Upcoming Special Colloquia
Palmer, Shelley
palmer.14 at osu.edu
Tue Jan 26 14:51:50 EST 2016
There are two more Special Colloquia this week in the Smith Seminar Room - a reception will be held 15 minutes prior to each Colloquium. Please mark your calendars to attend these Special talks. Details below:
Speaker: Eric Feng (Argonne National Laboratory)
Date: Wednesday, January 27, 2016
Time: 11:00 am
Place: 1080 PRB
Title: "The Higgs Boson: A portal to New Physics at the LHC"
Abstract: "Our spectacular discovery of the Higgs boson at the CERN Large Hadron Collider in 2012 put the crown jewel on the Standard Model of fundamental particles and interactions. But deep questions about the unnaturally light Higgs boson mass, matter-antimatter asymmetry, dark matter, and other key features of the universe remain unanswered. Our measurements of the Higgs boson's couplings and parity, as well as searches for additional Higgs particles, have given us a bright new spotlight to look for supersymmetry and other exciting new phenomena that may solve these problems. I will describe our latest results in the Higgs sector with the higher-energy ATLAS data, as well as the promising prospects
for future discovery."
Speaker: Jeanie Lau (UC-Riverside)
Date: Thursday, January 28, 2016
Time: 3:30 pm
Place: 1080 PRB
Title: "Quantum Transport and Electron Interactions in Few-Layer Atomic Membranes"

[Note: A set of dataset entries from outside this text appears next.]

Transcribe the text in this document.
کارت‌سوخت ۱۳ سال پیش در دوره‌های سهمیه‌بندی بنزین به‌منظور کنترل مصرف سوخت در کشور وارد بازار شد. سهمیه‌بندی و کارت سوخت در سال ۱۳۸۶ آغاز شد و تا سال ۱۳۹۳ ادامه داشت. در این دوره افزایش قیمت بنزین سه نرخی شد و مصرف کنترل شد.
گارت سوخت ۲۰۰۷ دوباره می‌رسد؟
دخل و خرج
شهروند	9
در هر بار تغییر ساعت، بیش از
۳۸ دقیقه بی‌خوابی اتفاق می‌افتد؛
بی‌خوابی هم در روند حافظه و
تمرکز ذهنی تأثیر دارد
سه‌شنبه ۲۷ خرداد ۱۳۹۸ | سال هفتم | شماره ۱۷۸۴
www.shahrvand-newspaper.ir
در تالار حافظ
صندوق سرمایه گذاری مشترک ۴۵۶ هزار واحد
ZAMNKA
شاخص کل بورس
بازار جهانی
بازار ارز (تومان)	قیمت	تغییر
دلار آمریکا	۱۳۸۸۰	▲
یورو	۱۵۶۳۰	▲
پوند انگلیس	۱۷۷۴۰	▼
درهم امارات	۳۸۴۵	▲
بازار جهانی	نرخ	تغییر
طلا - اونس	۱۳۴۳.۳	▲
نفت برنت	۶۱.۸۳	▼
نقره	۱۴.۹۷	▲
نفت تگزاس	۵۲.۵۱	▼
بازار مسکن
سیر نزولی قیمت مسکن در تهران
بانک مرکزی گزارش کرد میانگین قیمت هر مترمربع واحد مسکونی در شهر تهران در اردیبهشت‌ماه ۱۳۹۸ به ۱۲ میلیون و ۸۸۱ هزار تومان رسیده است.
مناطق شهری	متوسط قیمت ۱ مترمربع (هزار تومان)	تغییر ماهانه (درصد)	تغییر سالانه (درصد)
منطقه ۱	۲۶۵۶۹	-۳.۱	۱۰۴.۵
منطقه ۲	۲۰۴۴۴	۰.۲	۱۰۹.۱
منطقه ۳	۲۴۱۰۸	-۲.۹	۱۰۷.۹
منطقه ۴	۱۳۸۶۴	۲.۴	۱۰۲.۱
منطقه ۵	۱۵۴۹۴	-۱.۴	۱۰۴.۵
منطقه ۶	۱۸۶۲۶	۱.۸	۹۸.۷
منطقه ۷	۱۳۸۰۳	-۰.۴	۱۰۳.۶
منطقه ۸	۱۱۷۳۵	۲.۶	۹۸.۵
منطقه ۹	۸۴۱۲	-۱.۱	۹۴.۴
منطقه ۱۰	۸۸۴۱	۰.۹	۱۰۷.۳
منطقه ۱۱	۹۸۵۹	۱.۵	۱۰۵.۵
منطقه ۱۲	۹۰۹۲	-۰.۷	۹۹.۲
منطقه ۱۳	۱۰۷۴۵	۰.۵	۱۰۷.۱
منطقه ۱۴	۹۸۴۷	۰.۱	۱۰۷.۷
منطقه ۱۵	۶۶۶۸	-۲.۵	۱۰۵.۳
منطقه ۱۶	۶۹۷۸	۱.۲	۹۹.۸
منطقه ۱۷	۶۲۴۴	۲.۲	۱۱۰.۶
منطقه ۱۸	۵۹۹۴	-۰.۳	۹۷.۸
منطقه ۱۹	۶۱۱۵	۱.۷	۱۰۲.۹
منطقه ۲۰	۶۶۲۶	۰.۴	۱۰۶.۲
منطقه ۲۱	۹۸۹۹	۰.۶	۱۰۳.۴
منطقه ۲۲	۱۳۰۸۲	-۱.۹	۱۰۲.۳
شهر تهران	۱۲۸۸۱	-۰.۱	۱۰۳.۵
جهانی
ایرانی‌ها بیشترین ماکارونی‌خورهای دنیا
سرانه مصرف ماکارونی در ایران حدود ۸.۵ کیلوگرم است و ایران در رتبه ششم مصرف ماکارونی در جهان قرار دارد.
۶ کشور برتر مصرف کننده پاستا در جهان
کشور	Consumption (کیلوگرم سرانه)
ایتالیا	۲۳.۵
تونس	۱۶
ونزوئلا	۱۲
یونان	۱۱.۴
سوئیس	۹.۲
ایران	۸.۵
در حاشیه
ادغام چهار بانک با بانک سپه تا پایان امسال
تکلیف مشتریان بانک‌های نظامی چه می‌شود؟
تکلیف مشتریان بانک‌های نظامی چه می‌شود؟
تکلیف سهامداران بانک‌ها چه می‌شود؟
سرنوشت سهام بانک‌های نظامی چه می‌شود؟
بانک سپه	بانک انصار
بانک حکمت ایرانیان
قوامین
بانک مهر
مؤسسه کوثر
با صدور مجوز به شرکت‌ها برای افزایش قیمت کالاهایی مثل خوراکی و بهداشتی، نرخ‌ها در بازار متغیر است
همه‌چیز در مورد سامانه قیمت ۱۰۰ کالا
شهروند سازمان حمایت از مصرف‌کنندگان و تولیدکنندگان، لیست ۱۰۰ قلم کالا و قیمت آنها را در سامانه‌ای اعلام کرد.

Two dimensional materials constitute an exciting and unusually tunable platform for investigation of both fundamental phenomena and electronic applications. Here I will present our results on transport measurements on high mobility few-layer graphene and phosphorene devices. In bilayer and trilayer graphene devices with mobility as high as 400,000 cm2/V, we observe intrinsic gapped states at the charge neutrality point, arising from electronic interactions. This state is identified to be a layer antiferromagnetic state with broken time reversal symmetry. In another few-layer graphene system, ABA-stacked trilayer graphene consists of multiple Dirac bands, where crystal symmetry protects the spin degenerate counter-propagating edge modes resulting in σxx = 4e2/h. At even higher magnetic fields, the crystal symmetry is broken in by electron-electron interactions and the n=0 quantum Hall state develops an insulating phase with non-monotonic dependence on temperature and magnetic field. Our findings indicate the role of crystal and spin symmetry in generation of topological phases in multiple Dirac bands. At finite doping, we explore the tunable integer and fractional quantum Hall states and Landau level crossings in these few-layer systems. Finally, I will present our recent results on quantum oscillations and weak localization in air-stable, few-layer phosphorene devices. Our results underscore the fascinating many-body physics in these 2D membranes.